SUMMARY OF THE LAST NINE MONTHS.
Nine months have already elapsed from the commencement of my Journal; and I fear that, amid the heterogeneous matters that succeed without order in it, I may have often lost sight of my principal, my only, object—that which concerns Napoleon, and may serve to characterize him. It is to make up for this, where necessary, that I here attempt a summary in a few words; a summary which I propose, moreover, on the same account, to repeat, in future, at intervals of three months.
On quitting France, we remained for a month at the disposal of the brutal and ferocious English Ministry; then our passage to St. Helena occupied three months.
On our landing we occupied Briars nearly two months.
Lastly, we have been three months at Longwood.
Now, these nine months would have formed four very distinct epochs, with one who had taken the pains to observe Napoleon.
All the time of our stay at Plymouth, Napoleon remained thoughtful, and merely passive, exerting no power but that of patience. His misfortunes were so great, and so incapable of remedy, that he suffered events to take their course with stoic indifference.
During the whole of our passage, he constantly possessed a perfect equanimity, and, above all, the most complete indifference; he expressed no wish, shewed no disappointment. It is true, the greatest respect was paid him; he received it without perceiving it; he spoke little, and the subject was always foreign to himself. Any one who, coming suddenly on board, had witnessed his conversation, would undoubtedly have been far from guessing with whom they were in company: it was not the Emperor. I cannot better picture him in this situation than by comparing him to those passengers of high distinction who are conveyed with great respect to their destination.
Our abode at Briars presented another shade of difference. Napoleon, left almost entirely to himself, receiving nobody, constantly employed, seeming to forget events and men, enjoyed, apparently, the calm and the peace of a profound solitude; either from abstraction or contempt, not condescending to notice the inconveniences or privations with which he was surrounded. If he now and then dropped an expression relative to them, it was only when roused by the importunity of some Englishman, or excited by the recital of the outrages suffered by his attendants. His whole day was occupied in dictation; the rest of the time dedicated to the relaxation of familiar conversation. He never mentioned the affairs of Europe; spoke rarely of the Empire, very little of the Consulate; but much of his situation as General in Italy; still more, and almost constantly, of the minutest details of his childhood and his early youth. The latter subjects, especially, seemed at this time to have a peculiar charm for him. One would have said that they afforded him a perfect oblivion; they excited him even to gaiety. It was almost exclusively with these objects that he employed the many hours of his nightly walks by moonlight.

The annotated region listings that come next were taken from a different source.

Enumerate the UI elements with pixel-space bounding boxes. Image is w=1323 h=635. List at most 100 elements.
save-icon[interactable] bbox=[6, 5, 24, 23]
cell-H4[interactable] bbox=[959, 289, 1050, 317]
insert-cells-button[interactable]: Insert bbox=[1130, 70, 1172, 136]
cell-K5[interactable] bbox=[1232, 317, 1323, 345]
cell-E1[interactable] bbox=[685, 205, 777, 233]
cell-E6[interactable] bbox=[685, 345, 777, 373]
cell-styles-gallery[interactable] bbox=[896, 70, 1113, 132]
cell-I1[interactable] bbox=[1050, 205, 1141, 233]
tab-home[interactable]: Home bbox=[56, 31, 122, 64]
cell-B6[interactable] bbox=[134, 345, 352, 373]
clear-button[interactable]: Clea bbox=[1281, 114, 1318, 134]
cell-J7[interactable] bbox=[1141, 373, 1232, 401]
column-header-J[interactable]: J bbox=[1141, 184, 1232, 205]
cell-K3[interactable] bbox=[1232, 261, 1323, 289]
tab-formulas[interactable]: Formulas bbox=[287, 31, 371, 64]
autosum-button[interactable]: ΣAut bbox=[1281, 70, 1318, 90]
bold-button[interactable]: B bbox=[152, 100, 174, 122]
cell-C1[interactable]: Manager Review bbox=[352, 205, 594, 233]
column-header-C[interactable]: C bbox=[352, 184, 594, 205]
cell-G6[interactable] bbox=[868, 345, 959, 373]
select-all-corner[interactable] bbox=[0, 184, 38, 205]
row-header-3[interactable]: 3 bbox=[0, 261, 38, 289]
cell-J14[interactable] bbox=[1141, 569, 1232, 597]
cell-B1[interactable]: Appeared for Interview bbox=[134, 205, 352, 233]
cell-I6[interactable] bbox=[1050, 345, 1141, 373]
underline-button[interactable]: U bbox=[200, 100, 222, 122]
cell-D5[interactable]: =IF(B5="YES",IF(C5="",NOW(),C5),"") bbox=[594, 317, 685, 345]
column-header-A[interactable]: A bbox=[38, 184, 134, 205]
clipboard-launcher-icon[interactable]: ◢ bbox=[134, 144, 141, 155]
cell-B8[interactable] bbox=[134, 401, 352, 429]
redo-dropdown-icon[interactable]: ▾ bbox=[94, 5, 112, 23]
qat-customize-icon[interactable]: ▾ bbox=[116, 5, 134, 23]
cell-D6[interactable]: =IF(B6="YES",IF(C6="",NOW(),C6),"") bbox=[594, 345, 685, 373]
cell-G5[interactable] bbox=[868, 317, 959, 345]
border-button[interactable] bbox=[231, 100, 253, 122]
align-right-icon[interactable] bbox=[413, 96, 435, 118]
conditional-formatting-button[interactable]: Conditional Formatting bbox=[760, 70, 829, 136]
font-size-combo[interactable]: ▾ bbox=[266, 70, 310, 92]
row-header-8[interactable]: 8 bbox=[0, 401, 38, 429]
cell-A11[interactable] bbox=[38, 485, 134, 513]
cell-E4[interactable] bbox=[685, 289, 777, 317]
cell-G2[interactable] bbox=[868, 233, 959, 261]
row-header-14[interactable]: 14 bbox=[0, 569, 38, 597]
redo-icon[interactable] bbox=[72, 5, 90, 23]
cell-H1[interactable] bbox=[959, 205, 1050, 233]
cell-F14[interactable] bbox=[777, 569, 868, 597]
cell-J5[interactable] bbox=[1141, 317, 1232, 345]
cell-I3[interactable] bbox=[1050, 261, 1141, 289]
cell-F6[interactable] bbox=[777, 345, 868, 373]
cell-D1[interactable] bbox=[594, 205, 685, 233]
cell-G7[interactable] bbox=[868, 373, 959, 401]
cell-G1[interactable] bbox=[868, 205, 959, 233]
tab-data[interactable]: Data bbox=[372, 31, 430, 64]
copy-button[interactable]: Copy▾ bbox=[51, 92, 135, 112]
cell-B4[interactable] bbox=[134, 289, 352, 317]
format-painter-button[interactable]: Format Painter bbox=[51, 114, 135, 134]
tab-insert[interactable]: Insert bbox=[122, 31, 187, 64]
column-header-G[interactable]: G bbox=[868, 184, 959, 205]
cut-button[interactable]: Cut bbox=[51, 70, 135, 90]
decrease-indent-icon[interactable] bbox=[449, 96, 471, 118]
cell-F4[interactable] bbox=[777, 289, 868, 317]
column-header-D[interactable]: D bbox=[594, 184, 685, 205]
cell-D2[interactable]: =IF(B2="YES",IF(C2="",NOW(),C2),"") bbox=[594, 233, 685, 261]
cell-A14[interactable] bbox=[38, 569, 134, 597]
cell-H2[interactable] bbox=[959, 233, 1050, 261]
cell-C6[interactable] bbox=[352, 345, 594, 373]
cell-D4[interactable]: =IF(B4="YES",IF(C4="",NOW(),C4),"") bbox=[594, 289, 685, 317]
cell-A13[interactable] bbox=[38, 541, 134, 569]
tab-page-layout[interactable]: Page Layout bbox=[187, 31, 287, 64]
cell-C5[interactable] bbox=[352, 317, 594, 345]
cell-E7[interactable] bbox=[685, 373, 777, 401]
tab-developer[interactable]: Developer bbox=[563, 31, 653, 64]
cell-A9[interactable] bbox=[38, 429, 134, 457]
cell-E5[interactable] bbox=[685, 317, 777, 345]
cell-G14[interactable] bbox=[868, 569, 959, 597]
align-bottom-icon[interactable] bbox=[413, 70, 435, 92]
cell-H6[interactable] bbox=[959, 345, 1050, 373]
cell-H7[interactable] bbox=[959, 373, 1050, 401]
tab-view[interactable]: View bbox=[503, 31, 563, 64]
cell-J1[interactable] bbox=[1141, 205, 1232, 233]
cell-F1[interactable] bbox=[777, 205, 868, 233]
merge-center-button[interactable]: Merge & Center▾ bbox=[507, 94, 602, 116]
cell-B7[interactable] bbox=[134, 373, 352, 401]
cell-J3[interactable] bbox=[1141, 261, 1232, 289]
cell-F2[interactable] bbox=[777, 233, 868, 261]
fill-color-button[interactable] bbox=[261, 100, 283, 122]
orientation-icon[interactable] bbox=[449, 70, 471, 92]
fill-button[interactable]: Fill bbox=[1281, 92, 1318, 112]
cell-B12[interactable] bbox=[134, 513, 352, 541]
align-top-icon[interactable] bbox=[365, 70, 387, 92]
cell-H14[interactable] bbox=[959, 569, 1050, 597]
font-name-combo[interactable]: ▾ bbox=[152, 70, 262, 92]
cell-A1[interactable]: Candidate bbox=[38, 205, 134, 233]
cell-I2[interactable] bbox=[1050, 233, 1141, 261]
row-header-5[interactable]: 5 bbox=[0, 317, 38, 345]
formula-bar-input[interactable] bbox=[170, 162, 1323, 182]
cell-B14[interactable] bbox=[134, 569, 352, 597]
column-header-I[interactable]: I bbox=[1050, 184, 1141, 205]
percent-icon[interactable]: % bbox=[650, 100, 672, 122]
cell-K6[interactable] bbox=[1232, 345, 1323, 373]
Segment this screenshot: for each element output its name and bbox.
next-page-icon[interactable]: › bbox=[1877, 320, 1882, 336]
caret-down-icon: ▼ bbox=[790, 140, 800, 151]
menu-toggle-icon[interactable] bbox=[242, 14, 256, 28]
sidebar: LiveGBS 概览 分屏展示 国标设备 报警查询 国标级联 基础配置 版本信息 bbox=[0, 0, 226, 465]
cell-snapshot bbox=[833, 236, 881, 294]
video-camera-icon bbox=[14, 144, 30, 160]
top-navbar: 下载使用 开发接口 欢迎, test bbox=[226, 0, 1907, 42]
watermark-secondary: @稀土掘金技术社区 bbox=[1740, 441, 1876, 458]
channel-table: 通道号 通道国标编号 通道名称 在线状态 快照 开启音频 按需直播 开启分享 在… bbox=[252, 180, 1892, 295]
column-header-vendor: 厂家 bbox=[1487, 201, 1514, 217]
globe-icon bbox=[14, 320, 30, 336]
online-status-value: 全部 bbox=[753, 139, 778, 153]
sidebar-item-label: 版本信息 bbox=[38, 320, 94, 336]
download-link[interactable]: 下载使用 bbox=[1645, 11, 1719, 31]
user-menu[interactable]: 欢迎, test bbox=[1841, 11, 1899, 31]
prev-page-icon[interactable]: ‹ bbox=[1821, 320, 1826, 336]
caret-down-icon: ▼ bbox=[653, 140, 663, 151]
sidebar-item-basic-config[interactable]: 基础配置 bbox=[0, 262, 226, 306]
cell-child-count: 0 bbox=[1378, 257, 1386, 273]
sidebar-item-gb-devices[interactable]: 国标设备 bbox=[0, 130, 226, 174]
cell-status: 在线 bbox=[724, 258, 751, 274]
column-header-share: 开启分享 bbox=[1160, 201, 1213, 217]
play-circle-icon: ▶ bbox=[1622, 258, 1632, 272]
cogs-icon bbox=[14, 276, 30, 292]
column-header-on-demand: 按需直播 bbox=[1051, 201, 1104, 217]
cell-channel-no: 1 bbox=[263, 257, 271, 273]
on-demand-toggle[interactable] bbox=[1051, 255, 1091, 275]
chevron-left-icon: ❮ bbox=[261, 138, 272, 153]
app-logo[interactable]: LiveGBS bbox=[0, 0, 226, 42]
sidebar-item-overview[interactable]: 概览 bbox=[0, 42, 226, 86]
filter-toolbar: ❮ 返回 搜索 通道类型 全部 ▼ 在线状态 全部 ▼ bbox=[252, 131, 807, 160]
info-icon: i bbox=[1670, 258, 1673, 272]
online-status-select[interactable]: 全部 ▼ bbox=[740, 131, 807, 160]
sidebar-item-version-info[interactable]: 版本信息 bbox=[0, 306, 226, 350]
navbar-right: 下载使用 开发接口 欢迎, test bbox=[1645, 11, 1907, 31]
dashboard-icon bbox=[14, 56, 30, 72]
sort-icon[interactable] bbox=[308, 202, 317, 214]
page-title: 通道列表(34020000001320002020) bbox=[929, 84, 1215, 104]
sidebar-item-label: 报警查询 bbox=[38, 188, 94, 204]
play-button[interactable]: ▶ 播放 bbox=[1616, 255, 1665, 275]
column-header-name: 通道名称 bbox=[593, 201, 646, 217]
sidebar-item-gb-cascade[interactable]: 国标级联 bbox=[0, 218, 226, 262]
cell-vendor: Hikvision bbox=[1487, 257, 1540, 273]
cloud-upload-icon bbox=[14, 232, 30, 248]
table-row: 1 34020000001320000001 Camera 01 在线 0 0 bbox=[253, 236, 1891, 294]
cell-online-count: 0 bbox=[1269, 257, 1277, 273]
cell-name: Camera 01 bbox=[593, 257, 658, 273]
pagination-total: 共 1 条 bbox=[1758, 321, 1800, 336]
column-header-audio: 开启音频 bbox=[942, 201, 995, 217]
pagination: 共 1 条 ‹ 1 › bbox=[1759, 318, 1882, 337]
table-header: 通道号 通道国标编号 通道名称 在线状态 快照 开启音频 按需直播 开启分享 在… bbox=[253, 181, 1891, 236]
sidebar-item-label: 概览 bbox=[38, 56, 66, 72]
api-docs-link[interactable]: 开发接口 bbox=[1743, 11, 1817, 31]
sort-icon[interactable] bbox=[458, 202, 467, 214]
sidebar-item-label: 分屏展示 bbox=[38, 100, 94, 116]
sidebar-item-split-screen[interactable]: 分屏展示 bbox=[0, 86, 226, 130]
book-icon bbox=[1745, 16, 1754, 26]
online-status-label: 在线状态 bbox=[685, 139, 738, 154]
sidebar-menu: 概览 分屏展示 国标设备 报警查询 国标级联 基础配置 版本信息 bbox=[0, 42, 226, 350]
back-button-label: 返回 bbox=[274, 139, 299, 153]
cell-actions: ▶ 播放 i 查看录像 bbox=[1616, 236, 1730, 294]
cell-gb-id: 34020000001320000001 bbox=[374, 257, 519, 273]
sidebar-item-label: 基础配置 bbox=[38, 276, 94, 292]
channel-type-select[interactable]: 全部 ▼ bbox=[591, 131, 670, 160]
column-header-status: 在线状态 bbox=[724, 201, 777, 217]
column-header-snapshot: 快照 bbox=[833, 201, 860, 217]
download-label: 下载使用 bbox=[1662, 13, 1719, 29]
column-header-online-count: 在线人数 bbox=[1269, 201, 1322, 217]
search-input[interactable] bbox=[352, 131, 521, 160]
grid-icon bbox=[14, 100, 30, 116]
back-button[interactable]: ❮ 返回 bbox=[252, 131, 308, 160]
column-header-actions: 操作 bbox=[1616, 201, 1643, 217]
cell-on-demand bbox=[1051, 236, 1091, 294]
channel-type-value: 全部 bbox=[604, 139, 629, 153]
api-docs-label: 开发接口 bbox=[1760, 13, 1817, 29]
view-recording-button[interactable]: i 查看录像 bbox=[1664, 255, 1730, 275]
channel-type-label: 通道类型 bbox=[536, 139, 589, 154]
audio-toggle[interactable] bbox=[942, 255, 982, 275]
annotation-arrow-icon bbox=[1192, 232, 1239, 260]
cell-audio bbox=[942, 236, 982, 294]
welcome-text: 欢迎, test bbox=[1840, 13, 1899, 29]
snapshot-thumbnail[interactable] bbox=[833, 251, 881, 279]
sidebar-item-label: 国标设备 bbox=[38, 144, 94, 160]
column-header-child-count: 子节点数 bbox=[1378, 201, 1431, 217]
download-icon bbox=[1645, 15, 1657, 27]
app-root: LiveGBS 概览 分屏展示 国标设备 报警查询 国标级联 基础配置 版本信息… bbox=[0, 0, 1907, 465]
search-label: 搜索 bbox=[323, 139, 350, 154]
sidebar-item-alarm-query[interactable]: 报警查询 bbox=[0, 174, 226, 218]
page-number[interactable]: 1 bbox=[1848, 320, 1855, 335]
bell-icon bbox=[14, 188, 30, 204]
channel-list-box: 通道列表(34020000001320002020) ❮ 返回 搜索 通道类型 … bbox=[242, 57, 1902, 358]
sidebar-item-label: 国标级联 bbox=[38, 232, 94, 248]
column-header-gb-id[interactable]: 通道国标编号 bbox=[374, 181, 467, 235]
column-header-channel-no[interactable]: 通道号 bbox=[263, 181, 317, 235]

Finally, our establishment at Longwood was a fourth and last change. All our situations hitherto had been but short and transitory. This was fixed, and threatened to be lasting. There, in reality, were to commence our exile and our new destinies. History will take them up there; there the eyes of the world were to be directed to consider us. The Emperor, seeming to make this calculation, regulates all about him, and takes the attitude of dignity oppressed by power; he traces around him a moral boundary, behind which he defends himself, inch by inch, against indignity and insult. He no longer gives way on any point to his persecutors; he shews himself sensibly jealous in respect to forms, and hostile to all encroachment. The English never doubted that habit would, in the end, produce formality. The Emperor brings them to it from the first day, and the most profound respect is manifested.
It was no small surprise to us, and no slight satisfaction to have to observe among ourselves, that, without knowing how or why, it was nevertheless perceptible that the Emperor now stood higher in the opinion and the respect of the English than he had hitherto done: we could even perceive that this sentiment was every day increasing. With us the Emperor resumed entirely, in his conversations, the examination of the affairs of Europe. He analyzed the projects and the conduct of the Sovereigns: he compared them with his own; weighed, decided, spoke of his reign, of his deeds; in a word, we once more found him the Emperor, and all Napoleon. Not that he had ever ceased to be so for an instant, as regarded our devotion and our attentions; neither had we, on our side, had any thing to endure from him in any respect.
Never did we experience a more even temper, a more constant kindness, a more unaltered affection. It was, in fact, among us, as in the midst of his family, that he concerted his attacks upon the common enemy; and those which appear the most vigorous, and seem to be dictated by anger, were, however, almost always accompanied with some laughter or pleasantry.
The Emperor’s health, during the six months preceding our establishment at Longwood, did not seem to undergo any change; though his regimen was so completely altered. His hours, his food, were no longer the same; his habits were completely deranged. He who had been accustomed to so much exercise had been confined all this time to a room. Bathing had become part of his existence, and he was constantly deprived of it. It was not till after his arrival at Longwood, and when he was again supplied with some of these things, when he rode on horseback, and returned to the use of the bath, that we began to perceive a sensible alteration.
It is a singular circumstance that, so long as he was uncomfortably situated he suffered nothing; it was not till he was better off that he was seen to be in pain. May it not be that, in the moral as in the physical system, there is often a long interval between causes and their effects?